Testing of two new automated fluke identification algorithms and comparison to non-automated methods for humpback whales

Photo-identification is a valuable tool in the study of many large whale species especially for long-term studies of abundance and trends. Management and matching of larger catalogs, however, becomes increasingly time-consuming. Numerous automated and semi-automated systems have been developed to accelerate this process, but while some have been partially effective, their success rates especially with larger collections have not been ideal. We conducted a systematic test of two new automated matching algorithms. The first, HotSpotter, is driven by the pigmentation and scarring patterns on the flukes. The second, CurvRank, is driven by the digital measures of curvature along the trailing edge of the fluke. The test involved a sample of 2,777 cropped photographs of humpback whale flukes taken along the US West Coast by Cascadia and collaborators (primarily in 2014) as queries, representing the best image from an encounter. These were compared to a reference collection (Cascadia’s historical catalog through 2013) of over 4,041 photos of 3,235 individuals. Manual comparison required over 2,500 volunteer and 900 staff hours of matching effort. Both automated programs were very effective in finding the correct match as their top choice (74% for CurvRank and 69% for HotSpotter). The correct match was in the top two choices of one or both programs 90% of the time. This included at least 21 verified matches chosen as the top two results that were missed in the manual comparison. These were primarily found by CurvRank (20 of 21 were first rank) and mostly consisted of black flukes especially where there had been a change in fluke coloration or marks.
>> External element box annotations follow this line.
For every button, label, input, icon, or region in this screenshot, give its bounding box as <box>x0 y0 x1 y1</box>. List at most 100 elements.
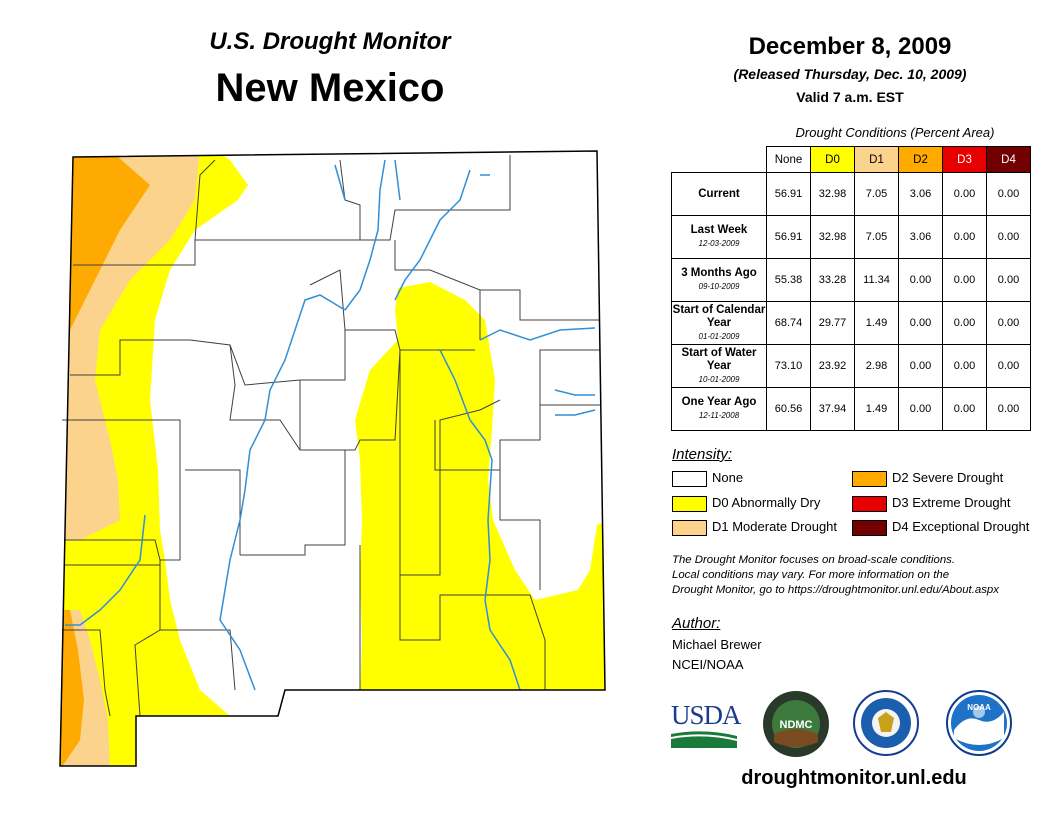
table-cell: 0.00 <box>986 172 1031 216</box>
col-none: None <box>766 146 811 173</box>
d2-region-southwest <box>60 610 84 766</box>
legend-item-none: None <box>672 470 743 488</box>
map-date: December 8, 2009 <box>748 33 952 60</box>
table-row: Last Week 12-03-2009 56.91 32.98 7.05 3.0… <box>671 215 1031 259</box>
legend-label: D0 Abnormally Dry <box>712 495 821 510</box>
row-date: 10-01-2009 <box>698 374 740 384</box>
table-cell: 3.06 <box>898 215 943 259</box>
row-label: One Year Ago 12-11-2008 <box>671 387 767 431</box>
table-cell: 0.00 <box>898 301 943 345</box>
table-cell: 56.91 <box>766 172 811 216</box>
row-date: 12-11-2008 <box>698 411 740 420</box>
col-d2: D2 <box>898 146 943 173</box>
table-cell: 2.98 <box>854 344 899 388</box>
table-cell: 56.91 <box>766 215 811 259</box>
table-cell: 32.98 <box>810 215 855 259</box>
monitor-note: The Drought Monitor focuses on broad-sca… <box>672 553 1052 598</box>
row-title: Current <box>698 187 740 200</box>
table-cell: 33.28 <box>810 258 855 302</box>
map-subtitle: U.S. Drought Monitor <box>209 28 451 55</box>
author-org: NCEI/NOAA <box>672 657 744 672</box>
table-cell: 0.00 <box>986 344 1031 388</box>
usda-logo: USDA <box>671 700 742 730</box>
legend-label: D2 Severe Drought <box>892 470 1004 485</box>
table-cell: 73.10 <box>766 344 811 388</box>
col-d0: D0 <box>810 146 855 173</box>
table-cell: 0.00 <box>898 387 943 431</box>
row-date: 12-03-2009 <box>698 239 740 248</box>
legend-item-d4: D4 Exceptional Drought <box>852 519 1029 537</box>
table-row: 3 Months Ago 09-10-2009 55.38 33.28 11.34… <box>671 258 1031 302</box>
table-cell: 1.49 <box>854 387 899 431</box>
legend-label: D3 Extreme Drought <box>892 495 1011 510</box>
table-cell: 0.00 <box>986 387 1031 431</box>
table-cell: 0.00 <box>942 387 987 431</box>
row-title: One Year Ago <box>681 396 757 408</box>
legend-swatch <box>672 470 707 487</box>
row-label: Current <box>671 172 767 216</box>
row-title: Start of Calendar Year <box>672 303 766 329</box>
d2-region-northwest <box>60 151 150 330</box>
table-cell: 55.38 <box>766 258 811 302</box>
legend-item-d0: D0 Abnormally Dry <box>672 495 820 513</box>
state-border <box>59 150 606 767</box>
noaa-logo: NOAA <box>946 690 1012 756</box>
table-corner <box>672 147 767 173</box>
col-d1: D1 <box>854 146 899 173</box>
table-cell: 1.49 <box>854 301 899 345</box>
legend-label: D1 Moderate Drought <box>712 519 838 534</box>
table-cell: 0.00 <box>942 215 987 259</box>
table-cell: 0.00 <box>942 172 987 216</box>
table-cell: 0.00 <box>942 301 987 345</box>
table-cell: 29.77 <box>810 301 855 345</box>
table-row: Current 56.91 32.98 7.05 3.06 0.00 0.00 <box>671 172 1031 216</box>
release-date: (Released Thursday, Dec. 10, 2009) <box>733 66 967 82</box>
county-boundaries <box>62 155 600 717</box>
ndmc-logo: NDMC <box>763 691 829 757</box>
legend-swatch <box>852 470 887 487</box>
table-cell: 7.05 <box>854 215 899 259</box>
legend-swatch <box>852 495 887 512</box>
noaa-logo-text: NOAA <box>967 703 991 712</box>
table-cell: 0.00 <box>942 258 987 302</box>
row-title: Start of Water Year <box>681 346 757 372</box>
table-cell: 0.00 <box>898 344 943 388</box>
author-name: Michael Brewer <box>672 637 762 652</box>
note-line: Drought Monitor, go to https://droughtmo… <box>672 584 999 596</box>
table-cell: 0.00 <box>986 258 1031 302</box>
table-cell: 0.00 <box>986 215 1031 259</box>
row-date: 01-01-2009 <box>698 331 740 341</box>
table-cell: 7.05 <box>854 172 899 216</box>
drought-conditions-table: None D0 D1 D2 D3 D4 Current 56.91 32.98 … <box>671 146 1031 431</box>
note-line: The Drought Monitor focuses on broad-sca… <box>672 554 956 566</box>
valid-time: Valid 7 a.m. EST <box>796 89 904 105</box>
table-cell: 0.00 <box>986 301 1031 345</box>
ndmc-logo-text: NDMC <box>780 719 813 731</box>
rivers <box>65 159 596 691</box>
commerce-seal-logo <box>853 690 919 756</box>
legend-item-d2: D2 Severe Drought <box>852 470 1003 488</box>
conditions-caption: Drought Conditions (Percent Area) <box>795 125 995 140</box>
note-line: Local conditions may vary. For more info… <box>672 569 950 581</box>
d0-region-east <box>355 282 605 700</box>
website-url[interactable]: droughtmonitor.unl.edu <box>741 767 967 789</box>
table-cell: 0.00 <box>942 344 987 388</box>
table-cell: 3.06 <box>898 172 943 216</box>
usda-logo-swoosh <box>671 731 737 748</box>
author-label: Author: <box>672 615 721 632</box>
new-mexico-drought-map <box>59 150 606 767</box>
table-cell: 23.92 <box>810 344 855 388</box>
table-cell: 37.94 <box>810 387 855 431</box>
table-cell: 32.98 <box>810 172 855 216</box>
row-label: 3 Months Ago 09-10-2009 <box>671 258 767 302</box>
intensity-label: Intensity: <box>672 446 733 463</box>
table-row: Start of Water Year 10-01-2009 73.10 23.9… <box>671 344 1031 388</box>
row-label: Start of Calendar Year 01-01-2009 <box>671 301 767 345</box>
row-label: Last Week 12-03-2009 <box>671 215 767 259</box>
legend-item-d1: D1 Moderate Drought <box>672 519 837 537</box>
row-title: 3 Months Ago <box>681 267 757 279</box>
table-row: Start of Calendar Year 01-01-2009 68.74 2… <box>671 301 1031 345</box>
legend-swatch <box>672 519 707 536</box>
legend-label: None <box>712 470 744 485</box>
legend-swatch <box>672 495 707 512</box>
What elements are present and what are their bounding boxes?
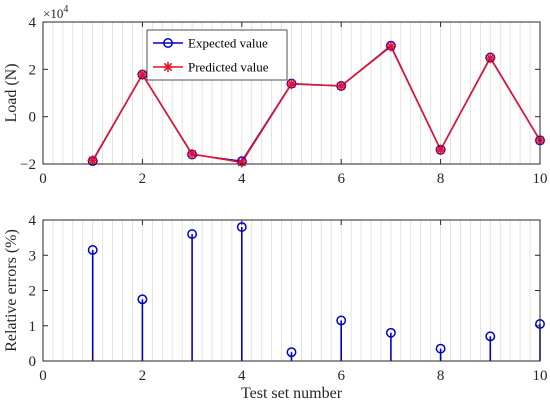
error-stem-marker xyxy=(187,229,198,240)
error-stem-marker xyxy=(87,245,98,255)
y-tick-label: 4 xyxy=(29,15,37,31)
x-tick-label: 4 xyxy=(238,368,246,384)
error-stem-marker xyxy=(435,343,446,354)
legend-item: Expected value xyxy=(153,36,268,51)
x-tick-label: 0 xyxy=(39,171,47,187)
marker-stroke xyxy=(88,156,97,165)
load-y-axis-label: Load (N) xyxy=(3,63,20,122)
marker-stroke xyxy=(486,53,495,62)
legend-marker xyxy=(163,38,173,48)
marker-stroke xyxy=(287,80,296,89)
predicted-marker xyxy=(87,155,98,166)
y-tick-label: 0 xyxy=(29,354,37,370)
error-stem-marker xyxy=(485,331,496,342)
legend: Expected value Predicted value xyxy=(146,29,288,81)
predicted-marker xyxy=(484,52,496,64)
error-stem-marker xyxy=(336,315,347,326)
marker-stroke xyxy=(386,42,395,51)
legend-label: Predicted value xyxy=(188,60,269,75)
x-tick-label: 10 xyxy=(533,368,548,384)
y-tick-label: 2 xyxy=(29,284,37,300)
predicted-marker xyxy=(162,61,174,73)
x-tick-label: 0 xyxy=(39,368,47,384)
load-series xyxy=(87,40,546,168)
load-grid xyxy=(52,22,531,164)
x-tick-label: 2 xyxy=(139,368,147,384)
y-exponent-label: ×104 xyxy=(43,4,68,21)
error-tick-labels: 0 2 4 6 8 10 0 1 2 3 4 xyxy=(29,213,548,384)
y-tick-label: −2 xyxy=(20,157,36,173)
predicted-marker xyxy=(236,157,248,168)
x-tick-label: 6 xyxy=(337,171,345,187)
marker-stroke xyxy=(436,145,445,154)
marker-stroke xyxy=(138,70,147,79)
predicted-marker xyxy=(335,80,347,92)
error-plot-frame xyxy=(42,219,541,362)
y-tick-label: 2 xyxy=(29,62,37,78)
predicted-marker xyxy=(137,69,148,80)
marker-stroke xyxy=(188,150,197,159)
legend-label: Expected value xyxy=(188,36,268,51)
predicted-marker xyxy=(385,41,397,52)
error-chart: 0 2 4 6 8 10 0 1 2 3 4 Relative errors (%) Test se… xyxy=(3,213,548,402)
predicted-marker xyxy=(435,144,446,156)
error-stems xyxy=(87,222,545,361)
y-tick-label: 1 xyxy=(29,319,37,335)
y-exponent-base: ×10 xyxy=(43,6,63,21)
marker-stroke xyxy=(164,62,172,71)
y-tick-label: 4 xyxy=(29,213,37,229)
x-axis-label: Test set number xyxy=(241,385,343,402)
error-grid xyxy=(52,220,531,361)
y-exponent-power: 4 xyxy=(63,4,68,15)
predicted-marker xyxy=(286,78,297,90)
x-tick-label: 8 xyxy=(437,368,445,384)
legend-item: Predicted value xyxy=(153,60,269,75)
x-tick-label: 8 xyxy=(437,171,445,187)
error-y-axis-label: Relative errors (%) xyxy=(3,229,20,352)
error-stem-marker xyxy=(385,327,396,338)
y-tick-label: 0 xyxy=(29,110,37,126)
predicted-value-line xyxy=(92,45,541,164)
error-stem-marker xyxy=(137,294,148,305)
load-plot-frame xyxy=(42,21,541,165)
y-tick-label: 3 xyxy=(29,248,37,264)
error-stem-marker xyxy=(236,222,247,233)
x-tick-label: 6 xyxy=(337,368,345,384)
error-stem-marker xyxy=(286,347,297,358)
x-tick-label: 2 xyxy=(139,171,147,187)
predicted-marker xyxy=(186,148,198,160)
marker-stroke xyxy=(337,81,346,90)
legend-box xyxy=(146,29,288,81)
x-tick-label: 10 xyxy=(533,171,548,187)
x-tick-label: 4 xyxy=(238,171,246,187)
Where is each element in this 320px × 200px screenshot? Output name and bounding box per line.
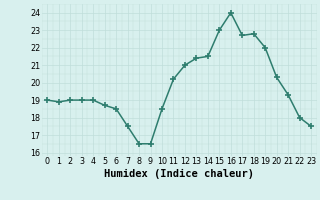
X-axis label: Humidex (Indice chaleur): Humidex (Indice chaleur) [104, 169, 254, 179]
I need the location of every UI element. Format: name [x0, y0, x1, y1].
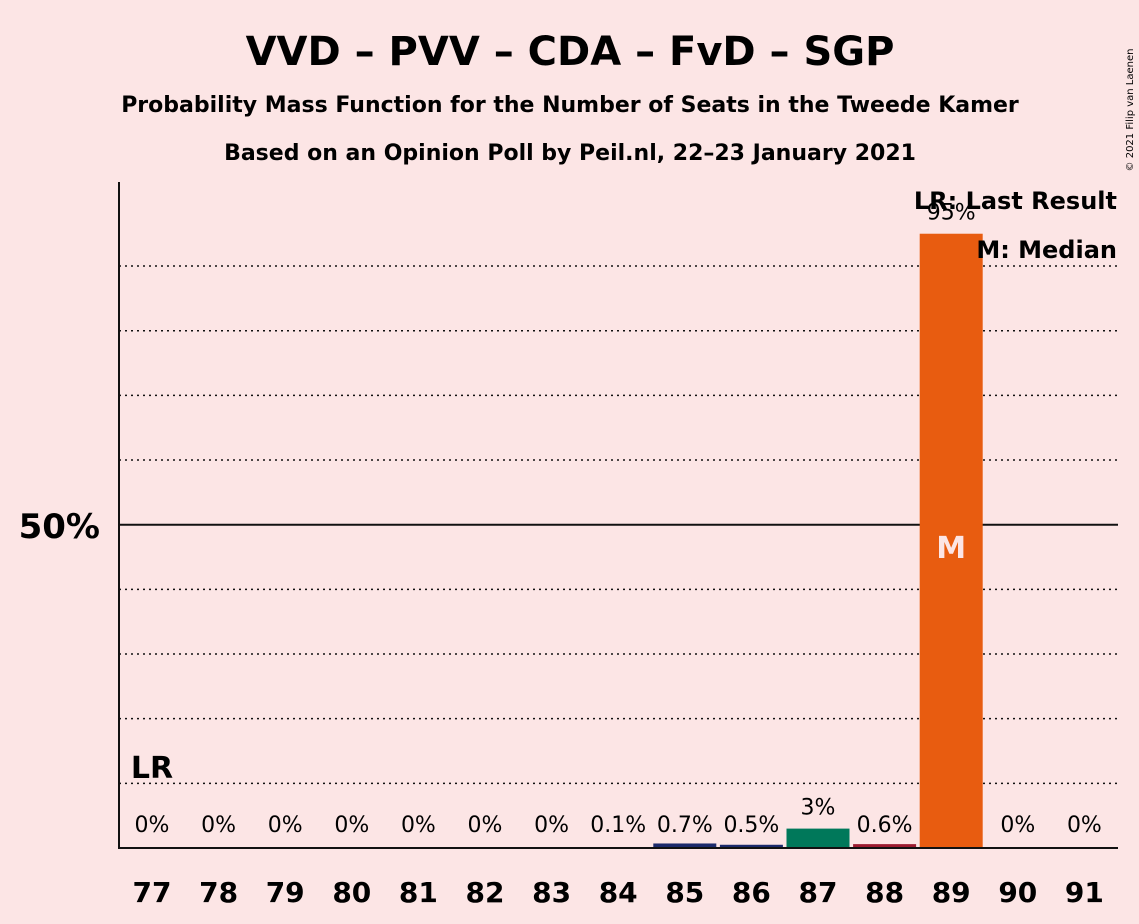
x-tick-88: 88 [865, 876, 904, 909]
data-label-88: 0.6% [857, 813, 913, 838]
data-label-86: 0.5% [723, 813, 779, 838]
x-tick-83: 83 [532, 876, 571, 909]
legend-median: M: Median [976, 236, 1117, 264]
gridlines [119, 265, 1118, 785]
x-tick-82: 82 [466, 876, 505, 909]
data-label-83: 0% [534, 813, 569, 838]
median-marker: M [936, 531, 966, 566]
data-label-79: 0% [268, 813, 303, 838]
chart-title: VVD – PVV – CDA – FvD – SGP [246, 29, 895, 75]
x-tick-87: 87 [799, 876, 838, 909]
legend-last-result: LR: Last Result [914, 187, 1117, 215]
data-label-87: 3% [801, 796, 836, 821]
x-tick-85: 85 [665, 876, 704, 909]
x-tick-77: 77 [133, 876, 172, 909]
bar-88 [853, 844, 917, 848]
data-label-81: 0% [401, 813, 436, 838]
x-tick-80: 80 [332, 876, 371, 909]
x-tick-91: 91 [1065, 876, 1104, 909]
last-result-marker: LR [131, 751, 173, 786]
y-tick-label-50: 50% [19, 507, 100, 547]
chart-subtitle-source: Based on an Opinion Poll by Peil.nl, 22–… [224, 141, 916, 166]
copyright-note: © 2021 Filip van Laenen [1125, 49, 1136, 172]
bar-89 [919, 233, 983, 848]
data-label-91: 0% [1067, 813, 1102, 838]
data-label-90: 0% [1000, 813, 1035, 838]
data-label-78: 0% [201, 813, 236, 838]
data-label-82: 0% [468, 813, 503, 838]
chart-subtitle: Probability Mass Function for the Number… [121, 93, 1019, 118]
data-labels: 0% 0% 0% 0% 0% 0% 0% 0.1% 0.7% 0.5% 3% 0.6% 95% 0% 0% [135, 201, 1102, 838]
data-label-85: 0.7% [657, 813, 713, 838]
data-label-89: 95% [927, 201, 976, 226]
x-tick-labels: 77 78 79 80 81 82 83 84 85 86 87 88 89 90 91 [133, 876, 1104, 909]
x-tick-90: 90 [998, 876, 1037, 909]
bar-87 [786, 828, 850, 848]
x-tick-78: 78 [199, 876, 238, 909]
x-tick-89: 89 [932, 876, 971, 909]
bar-86 [719, 844, 783, 848]
data-label-80: 0% [334, 813, 369, 838]
data-label-77: 0% [135, 813, 170, 838]
x-tick-79: 79 [266, 876, 305, 909]
bar-85 [653, 843, 717, 848]
bars [586, 233, 983, 849]
x-tick-86: 86 [732, 876, 771, 909]
data-label-84: 0.1% [590, 813, 646, 838]
x-tick-84: 84 [599, 876, 638, 909]
x-tick-81: 81 [399, 876, 438, 909]
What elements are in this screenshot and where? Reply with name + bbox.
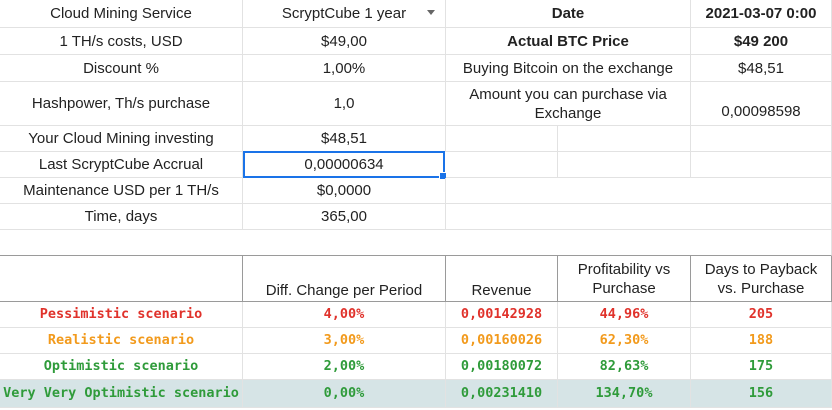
label-th-cost[interactable]: 1 TH/s costs, USD xyxy=(0,28,243,55)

The most common reasons for algorithm missed matches were a lack of distinct patterns (HotSpotter) or partially obscured or poorly visible trailing edge (CurvRank). These results promise to revolutionize the ability to maintain and compare large collections.

Citation:

Flynn, K., J. Calambokidis, H. Weideman, J. Crall, Z. Jablons, C. Stewart, C. Kingen, J. Van Oast, J. Holmberg. 2017. Testing of two new automated fluke identification algorithms and comparison to non-automated methods for humpback whales. Abstract (Proceedings) 22nd Biennial on the Biology of Marine Mammals, Halifax, Nova Scotia, October 22-27, 2017.